Gold prices topped $1,900 an ounce for the first time since 2011 on Friday, heading for its biggest weekly gain in more than three months, as momentum keeps on building from flaring geopolitical tensions and worries over global growth drive demand for haven assets.
Spot gold was up 0.6% at $1,900.32 per ounce by noon EDT. Earlier in the day, it had reached an intraday high of $1,906.40 per ounce — its highest level in nine years and about $10 shy of the all-time high.
Gold futures for December delivery, which overtook August as the contract with the highest open interest, gained 0.4% $1,917.40 an ounce after touching a record $1,927.10 during the previous session.
Increasing signs that the covid-19 pandemic will continue to stall economic recovery and the recent spat between China and the US are underpinning the metal’s appeal. Bullion also getting support from a confluence of low or negative real rates, a weaker US dollar and expectations of rising inflation amid massive liquidity injections from governments and central banks around the world.
The spot price has risen more than 4% so far this week, putting gold on course for its longest winning streak since late 2011. According to a trader at RJO Futures in Chicago, the precious metal may even reach an all-time high by early next week.
“The pace of this thing is unbelievable,” Bob Haberkorn, a senior market strategist at RJO, told Bloomberg in a phone interview.
“People just want to buy, buy, buy, they just want to be in — they don’t want to miss it. People are preparing for more money printing, lower dollar in the future and hedging. And there’s no yield on treasuries right now, so gold is a safe spot given the circumstances of the central banks and the coronavirus.”
Bob Haberkorn, senior market strategist at RJO
Safe-haven assets such as gold tends to benefit from widespread stimulus measures from central banks as it is perceived as a hedge against inflation and currency debasement.
“When interest rates are zero or near zero, then gold is an attractive medium to have because you don’t have to worry about not getting interest on your gold and you see the gold price will rise as uncertainty in the markets are rising,” Mark Mobius, co-founder at Mobius Capital Partners and a long-time gold bull, said in a Bloomberg interview. “I would be buying now and continue to buy.”

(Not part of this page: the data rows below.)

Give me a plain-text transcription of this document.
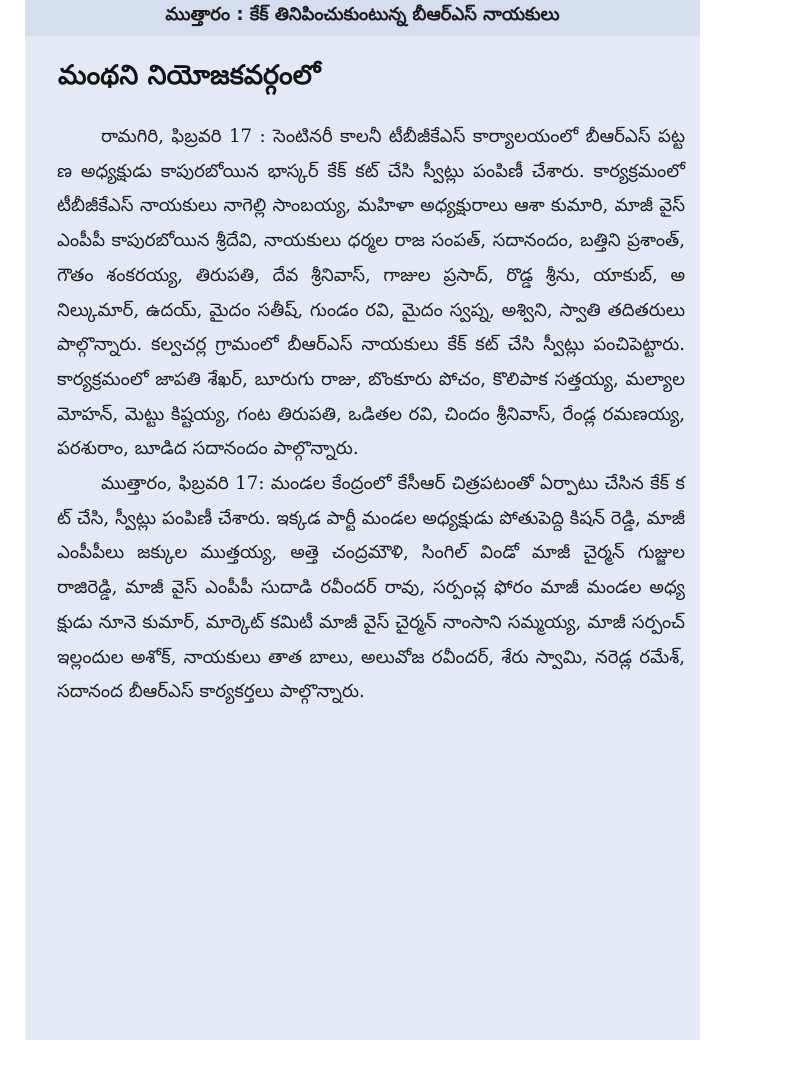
ముత్తారం : కేక్ తినిపించుకుంటున్న బీఆర్ఎస్ నాయకులు
మంథని నియోజకవర్గంలో

రామగిరి, ఫిబ్రవరి 17 : సెంటినరీ కాలనీ టీబీజీకేఎస్ కార్యాలయంలో బీఆర్ఎస్ పట్టణ అధ్యక్షుడు కాపురబోయిన భాస్కర్ కేక్ కట్ చేసి స్వీట్లు పంపిణీ చేశారు. కార్యక్రమంలో టీబీజీకేఎస్ నాయకులు నాగెల్లి సాంబయ్య, మహిళా అధ్యక్షురాలు ఆశా కుమారి, మాజీ వైస్ ఎంపీపీ కాపురబోయిన శ్రీదేవి, నాయకులు ధర్మల రాజ సంపత్, సదానందం, బత్తిని ప్రశాంత్, గౌతం శంకరయ్య, తిరుపతి, దేవ శ్రీనివాస్, గాజుల ప్రసాద్, రొడ్డ శ్రీను, యాకుబ్, అనిల్కుమార్, ఉదయ్, మైదం సతీష్, గుండం రవి, మైదం స్వప్న, అశ్విని, స్వాతి తదితరులు పాల్గొన్నారు. కల్వచర్ల గ్రామంలో బీఆర్ఎస్ నాయకులు కేక్ కట్ చేసి స్వీట్లు పంచిపెట్టారు. కార్యక్రమంలో జాపతి శేఖర్, బూరుగు రాజు, బొంకూరు పోచం, కొలిపాక సత్తయ్య, మల్యాల మోహన్, మెట్టు కిష్టయ్య, గంట తిరుపతి, ఒడితల రవి, చిందం శ్రీనివాస్, రేండ్ల రమణయ్య, పరశురాం, బూడిద సదానందం పాల్గొన్నారు.

ముత్తారం, ఫిబ్రవరి 17: మండల కేంద్రంలో కేసీఆర్ చిత్రపటంతో ఏర్పాటు చేసిన కేక్ కట్ చేసి, స్వీట్లు పంపిణీ చేశారు. ఇక్కడ పార్టీ మండల అధ్యక్షుడు పోతుపెద్ది కిషన్ రెడ్డి, మాజీ ఎంపీపీలు జక్కుల ముత్తయ్య, అత్తె చంద్రమౌళి, సింగిల్ విండో మాజీ చైర్మన్ గుజ్జుల రాజిరెడ్డి, మాజీ వైస్ ఎంపీపీ సుదాడి రవీందర్ రావు, సర్పంచ్ల ఫోరం మాజీ మండల అధ్యక్షుడు నూనె కుమార్, మార్కెట్ కమిటీ మాజీ వైస్ చైర్మన్ నాంసాని సమ్మయ్య, మాజీ సర్పంచ్ ఇల్లందుల అశోక్, నాయకులు తాత బాలు, అలువోజ రవీందర్, శేరు స్వామి, నరెడ్ల రమేశ్, సదానంద బీఆర్ఎస్ కార్యకర్తలు పాల్గొన్నారు.
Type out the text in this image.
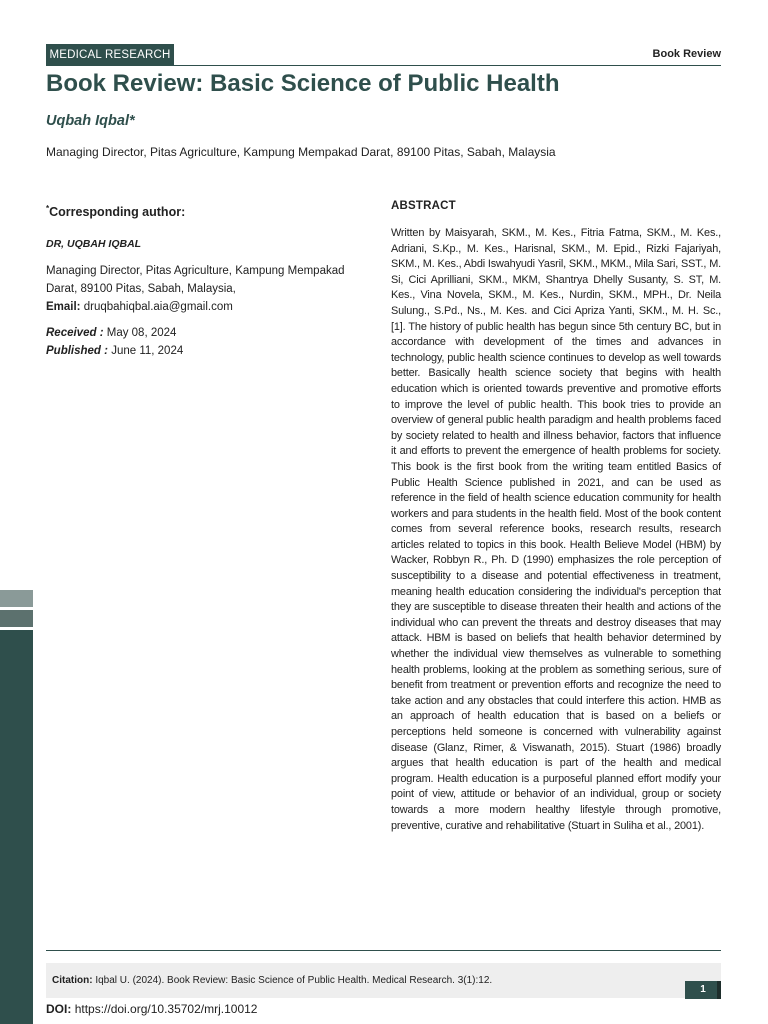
MEDICAL RESEARCH	Book Review
Book Review: Basic Science of Public Health
Uqbah Iqbal*
Managing Director, Pitas Agriculture, Kampung Mempakad Darat, 89100 Pitas, Sabah, Malaysia
*Corresponding author:
DR, UQBAH IQBAL
Managing Director, Pitas Agriculture, Kampung Mempakad
Darat, 89100 Pitas, Sabah, Malaysia,
Email: druqbahiqbal.aia@gmail.com
Received : May 08, 2024
Published : June 11, 2024
ABSTRACT

Written by Maisyarah, SKM., M. Kes., Fitria Fatma, SKM., M. Kes., Adriani, S.Kp., M. Kes., Harisnal, SKM., M. Epid., Rizki Fajariyah, SKM., M. Kes., Abdi Iswahyudi Yasril, SKM., MKM., Mila Sari, SST., M. Si, Cici Aprilliani, SKM., MKM, Shantrya Dhelly Susanty, S. ST, M. Kes., Vina Novela, SKM., M. Kes., Nurdin, SKM., MPH., Dr. Neila Sulung., S.Pd., Ns., M. Kes. and Cici Apriza Yanti, SKM., M. H. Sc., [1]. The history of public health has begun since 5th century BC, but in accordance with development of the times and advances in technology, public health science continues to develop as well towards better. Basically health science society that begins with health education which is oriented towards preventive and promotive efforts to improve the level of public health. This book tries to provide an overview of general public health paradigm and health problems faced by society related to health and illness behavior, factors that influence it and efforts to prevent the emergence of health problems for society. This book is the first book from the writing team entitled Basics of Public Health Science published in 2021, and can be used as reference in the field of health science education community for health workers and para students in the health field. Most of the book content comes from several reference books, research results, research articles related to topics in this book. Health Believe Model (HBM) by Wacker, Robbyn R., Ph. D (1990) emphasizes the role perception of susceptibility to a disease and potential effectiveness in treatment, meaning health education considering the individual's perception that they are susceptible to disease threaten their health and actions of the individual who can prevent the threats and destroy diseases that may attack. HBM is based on beliefs that health behavior determined by whether the individual view themselves as vulnerable to something health problems, looking at the problem as something serious, sure of benefit from treatment or prevention efforts and recognize the need to take action and any obstacles that could interfere this action. HMB as an approach of health education that is based on a beliefs or perceptions held someone is concerned with vulnerability against disease (Glanz, Rimer, & Viswanath, 2015). Stuart (1986) broadly argues that health education is part of the health and medical program. Health education is a purposeful planned effort modify your point of view, attitude or behavior of an individual, group or society towards a more modern healthy lifestyle through promotive, preventive, curative and rehabilitative (Stuart in Suliha et al., 2001).

Citation: Iqbal U. (2024). Book Review: Basic Science of Public Health. Medical Research. 3(1):12.
1
DOI: https://doi.org/10.35702/mrj.10012
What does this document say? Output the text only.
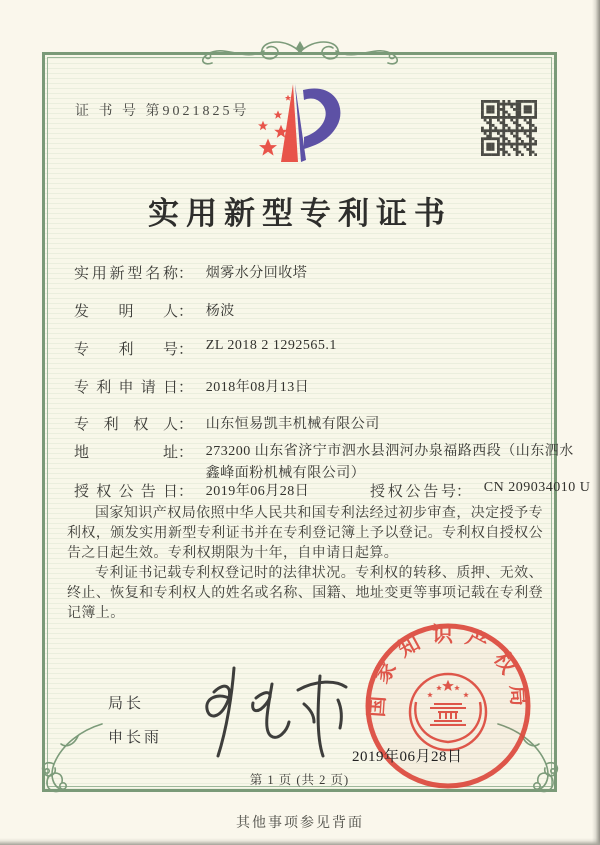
证 书 号 第9021825号
实用新型专利证书
实用新型名称： 烟雾水分回收塔
发明人： 杨波
专利号： ZL 2018 2 1292565.1
专利申请日： 2018年08月13日
专利权人： 山东恒易凯丰机械有限公司
地址： 273200 山东省济宁市泗水县泗河办泉福路西段（山东泗水鑫峰面粉机械有限公司）
授权公告日： 2019年06月28日	授权公告号： CN 209034010 U

国家知识产权局依照中华人民共和国专利法经过初步审查，决定授予专利权，颁发实用新型专利证书并在专利登记簿上予以登记。专利权自授权公告之日起生效。专利权期限为十年，自申请日起算。

专利证书记载专利权登记时的法律状况。专利权的转移、质押、无效、终止、恢复和专利权人的姓名或名称、国籍、地址变更等事项记载在专利登记簿上。

局长
申长雨
国家知识产权局
2019年06月28日
第 1 页 (共 2 页)
其他事项参见背面
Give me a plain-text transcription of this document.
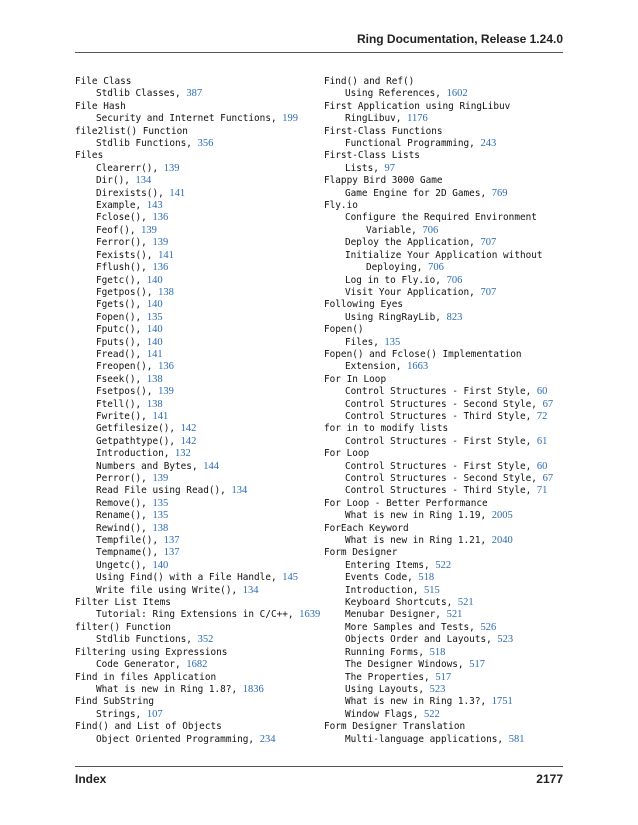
Ring Documentation, Release 1.24.0
File Class
Stdlib Classes, 387
File Hash
Security and Internet Functions, 199
file2list() Function
Stdlib Functions, 356
Files
Clearerr(), 139
Dir(), 134
Direxists(), 141
Example, 143
Fclose(), 136
Feof(), 139
Ferror(), 139
Fexists(), 141
Fflush(), 136
Fgetc(), 140
Fgetpos(), 138
Fgets(), 140
Fopen(), 135
Fputc(), 140
Fputs(), 140
Fread(), 141
Freopen(), 136
Fseek(), 138
Fsetpos(), 139
Ftell(), 138
Fwrite(), 141
Getfilesize(), 142
Getpathtype(), 142
Introduction, 132
Numbers and Bytes, 144
Perror(), 139
Read File using Read(), 134
Remove(), 135
Rename(), 135
Rewind(), 138
Tempfile(), 137
Tempname(), 137
Ungetc(), 140
Using Find() with a File Handle, 145
Write file using Write(), 134
Filter List Items
Tutorial: Ring Extensions in C/C++, 1639
filter() Function
Stdlib Functions, 352
Filtering using Expressions
Code Generator, 1682
Find in files Application
What is new in Ring 1.8?, 1836
Find SubString
Strings, 107
Find() and List of Objects
Object Oriented Programming, 234
Find() and Ref()
Using References, 1602
First Application using RingLibuv
RingLibuv, 1176
First-Class Functions
Functional Programming, 243
First-Class Lists
Lists, 97
Flappy Bird 3000 Game
Game Engine for 2D Games, 769
Fly.io
Configure the Required Environment
Variable, 706
Deploy the Application, 707
Initialize Your Application without
Deploying, 706
Log in to Fly.io, 706
Visit Your Application, 707
Following Eyes
Using RingRayLib, 823
Fopen()
Files, 135
Fopen() and Fclose() Implementation
Extension, 1663
For In Loop
Control Structures - First Style, 60
Control Structures - Second Style, 67
Control Structures - Third Style, 72
for in to modify lists
Control Structures - First Style, 61
For Loop
Control Structures - First Style, 60
Control Structures - Second Style, 67
Control Structures - Third Style, 71
For Loop - Better Performance
What is new in Ring 1.19, 2005
ForEach Keyword
What is new in Ring 1.21, 2040
Form Designer
Entering Items, 522
Events Code, 518
Introduction, 515
Keyboard Shortcuts, 521
Menubar Designer, 521
More Samples and Tests, 526
Objects Order and Layouts, 523
Running Forms, 518
The Designer Windows, 517
The Properties, 517
Using Layouts, 523
What is new in Ring 1.3?, 1751
Window Flags, 522
Form Designer Translation
Multi-language applications, 581
Index	2177
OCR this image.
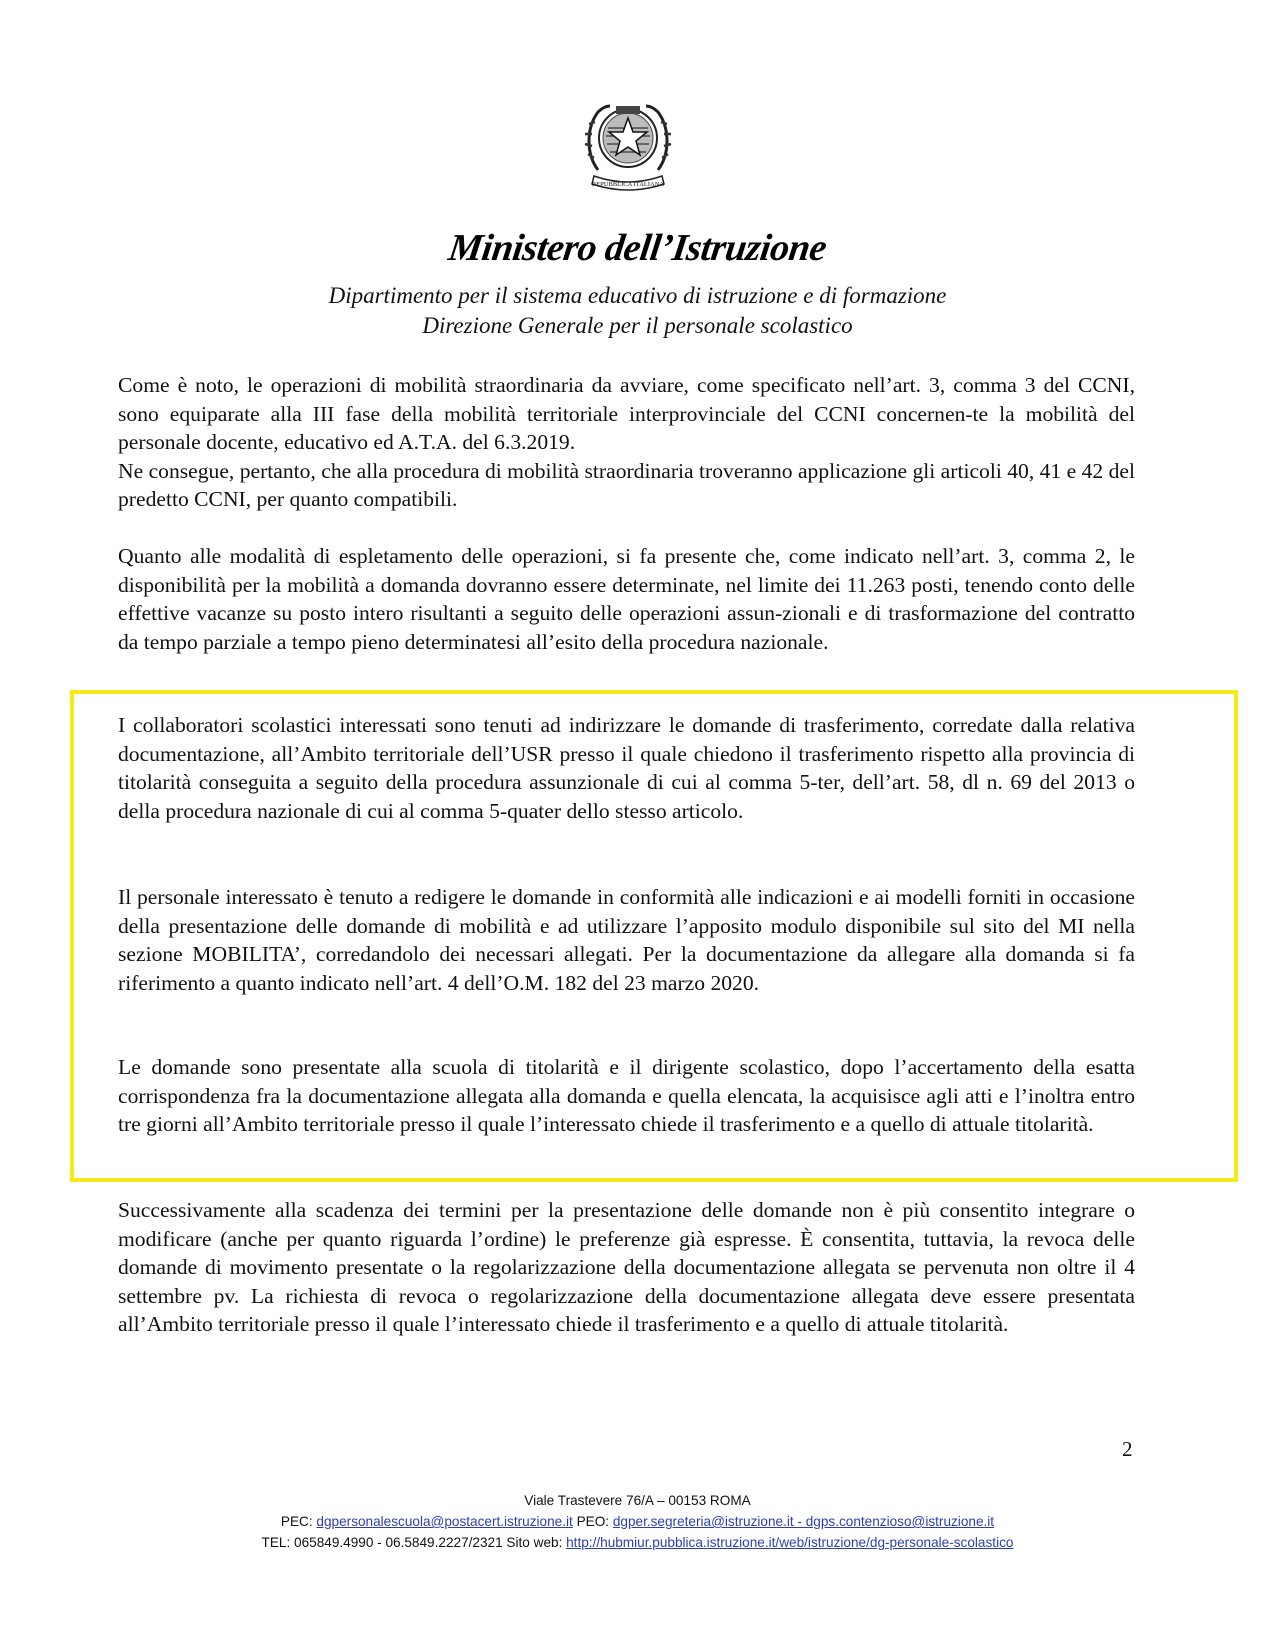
REPUBBLICA ITALIANA
Ministero dell’Istruzione
Dipartimento per il sistema educativo di istruzione e di formazione
Direzione Generale per il personale scolastico

Come è noto, le operazioni di mobilità straordinaria da avviare, come specificato nell’art. 3, comma 3 del CCNI, sono equiparate alla III fase della mobilità territoriale interprovinciale del CCNI concernen-te la mobilità del personale docente, educativo ed A.T.A. del 6.3.2019.

Ne consegue, pertanto, che alla procedura di mobilità straordinaria troveranno applicazione gli articoli 40, 41 e 42 del predetto CCNI, per quanto compatibili.

Quanto alle modalità di espletamento delle operazioni, si fa presente che, come indicato nell’art. 3, comma 2, le disponibilità per la mobilità a domanda dovranno essere determinate, nel limite dei 11.263 posti, tenendo conto delle effettive vacanze su posto intero risultanti a seguito delle operazioni assun-zionali e di trasformazione del contratto da tempo parziale a tempo pieno determinatesi all’esito della procedura nazionale.

I collaboratori scolastici interessati sono tenuti ad indirizzare le domande di trasferimento, corredate dalla relativa documentazione, all’Ambito territoriale dell’USR presso il quale chiedono il trasferimento rispetto alla provincia di titolarità conseguita a seguito della procedura assunzionale di cui al comma 5-ter, dell’art. 58, dl n. 69 del 2013 o della procedura nazionale di cui al comma 5-quater dello stesso articolo.

Il personale interessato è tenuto a redigere le domande in conformità alle indicazioni e ai modelli forniti in occasione della presentazione delle domande di mobilità e ad utilizzare l’apposito modulo disponibile sul sito del MI nella sezione MOBILITA’, corredandolo dei necessari allegati. Per la documentazione da allegare alla domanda si fa riferimento a quanto indicato nell’art. 4 dell’O.M. 182 del 23 marzo 2020.

Le domande sono presentate alla scuola di titolarità e il dirigente scolastico, dopo l’accertamento della esatta corrispondenza fra la documentazione allegata alla domanda e quella elencata, la acquisisce agli atti e l’inoltra entro tre giorni all’Ambito territoriale presso il quale l’interessato chiede il trasferimento e a quello di attuale titolarità.

Successivamente alla scadenza dei termini per la presentazione delle domande non è più consentito integrare o modificare (anche per quanto riguarda l’ordine) le preferenze già espresse. È consentita, tuttavia, la revoca delle domande di movimento presentate o la regolarizzazione della documentazione allegata se pervenuta non oltre il 4 settembre pv. La richiesta di revoca o regolarizzazione della documentazione allegata deve essere presentata all’Ambito territoriale presso il quale l’interessato chiede il trasferimento e a quello di attuale titolarità.

2
Viale Trastevere 76/A – 00153 ROMA
PEC: dgpersonalescuola@postacert.istruzione.it PEO: dgper.segreteria@istruzione.it - dgps.contenzioso@istruzione.it
TEL: 065849.4990 - 06.5849.2227/2321 Sito web: http://hubmiur.pubblica.istruzione.it/web/istruzione/dg-personale-scolastico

Gold’s rally may extend into 2021 “on dollar wobbles amid rising geopolitical risks in a lower-for-longer interest-rate environment,” Eily Ong, an analyst at Bloomberg Intelligence, wrote in a note. UBS Group AG also raised its near-term forecast for bullion to $2,000 by the end of September.
Precious metals funds saw investment inflows of $3.8 billion in the week to July 22, the second-largest weekly amount ever, Bank of America Corp. strategists said, citing EPFR Global data. According to data compiled by the World Gold Council, inflows into gold-backed ETFs for the first six months of 2020 have already surpassed any other annual year by a significant amount, reaching a total of $39.5 billion.